The changes that pertain to the retirement plan industry and impact the retirees’ retirement income strategy are:

 

  1. (Sec. 101) The bill amends the Internal Revenue Code to revise requirements for multiple employer pension plans and pooled employer plans. It provides that failure of one employer in a multiple employer retirement plan to meet plan requirements will not cause all plans to fail and that assets in the failed plan will be transferred to another plan. It also establishes pooled employer plans that do not require a common characteristic.
  2. (Sec. 102) The bill increases the cap for automatic contributions to pension plans from 10% to 15% of employee compensation, beginning after 2019.

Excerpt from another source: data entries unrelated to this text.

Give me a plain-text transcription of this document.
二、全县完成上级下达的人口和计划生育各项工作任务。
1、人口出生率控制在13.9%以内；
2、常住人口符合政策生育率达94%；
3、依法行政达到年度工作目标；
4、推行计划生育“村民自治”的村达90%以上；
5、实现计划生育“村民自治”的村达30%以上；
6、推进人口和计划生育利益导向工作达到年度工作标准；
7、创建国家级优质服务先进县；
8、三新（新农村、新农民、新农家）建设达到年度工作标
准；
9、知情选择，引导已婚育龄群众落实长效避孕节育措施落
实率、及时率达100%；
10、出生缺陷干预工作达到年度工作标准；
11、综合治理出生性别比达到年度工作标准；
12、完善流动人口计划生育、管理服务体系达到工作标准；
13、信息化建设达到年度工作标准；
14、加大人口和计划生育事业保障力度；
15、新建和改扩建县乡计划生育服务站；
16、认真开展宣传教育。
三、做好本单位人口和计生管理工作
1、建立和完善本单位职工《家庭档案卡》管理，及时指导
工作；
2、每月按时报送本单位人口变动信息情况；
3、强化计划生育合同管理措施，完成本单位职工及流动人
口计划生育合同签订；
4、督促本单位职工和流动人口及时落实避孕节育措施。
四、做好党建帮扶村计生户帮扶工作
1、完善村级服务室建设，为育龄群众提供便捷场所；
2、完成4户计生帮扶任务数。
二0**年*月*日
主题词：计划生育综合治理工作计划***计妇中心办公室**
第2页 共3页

  3. (Sec. 103) The bill limits the annual safe harbor notice to matching contribution plans and permits amendments to non-elective status at any time before the 30th day before the close of the plan year. Amendments may be made after that date if the amendment provides for a non-elective contribution of at least 4% of compensation for all eligible employees and the plan is amended no later than the last day for distributing excess contributions for the plan year.
  4. (Sec. 104) The bill increases the tax credit for small employer pension plan start-up costs.
  5. (Sec. 105) The bill creates a new three-year tax credit for small employers for start-up costs for new pension plans that include automatic enrollment.
  6. (Sec. 106) The bill treats stipends and non-tuition fellowships as compensation for purposes of the retirement savings tax deduction.
  7. (Sec. 107) The prohibition on contributions to a traditional Individual Retirement Account (IRA) by an individual who has reached age 70½ years is repealed.
  8. (Sec. 112) The bill allows certain long-term employees who work at least 500 hours in 3 consecutive 12-month periods and have reached age 21 to participate in qualified cash or deferred arrangements.
  9. (Sec. 113) The bill permits penalty-free withdrawals from retirement plans for expenses related to the birth of a child or adoption.
  10. (Sec. 114) The bill increases the age for mandatory distributions from 70½ years to 72 years.
  11. (Sec. 116) The bill treats difficulty of care payments to healthcare workers as earned income for retirement plan purposes.
  12. (Sec. 202) The bill requires the filing of a consolidated Form 5500 for similar retirement plans.
  13. (Sec. 203) The bill requires benefit statements provided to Defined Contribution plan participants to include a lifetime income disclosure at least once during any 12 months.
  14. (Sec. 205) The bill modifies pension plan non-discrimination rules for closed plans to permit existing participants to continue to accrue benefits.
  15. (Sec. 401) The bill modifies Required Minimum Distribution (RMD) rules for Defined Contribution plans and IRA balances upon the death of the account holder. All distributions must be made by the end of the 10th year after the death, except for distributions made to certain eligible designated beneficiaries.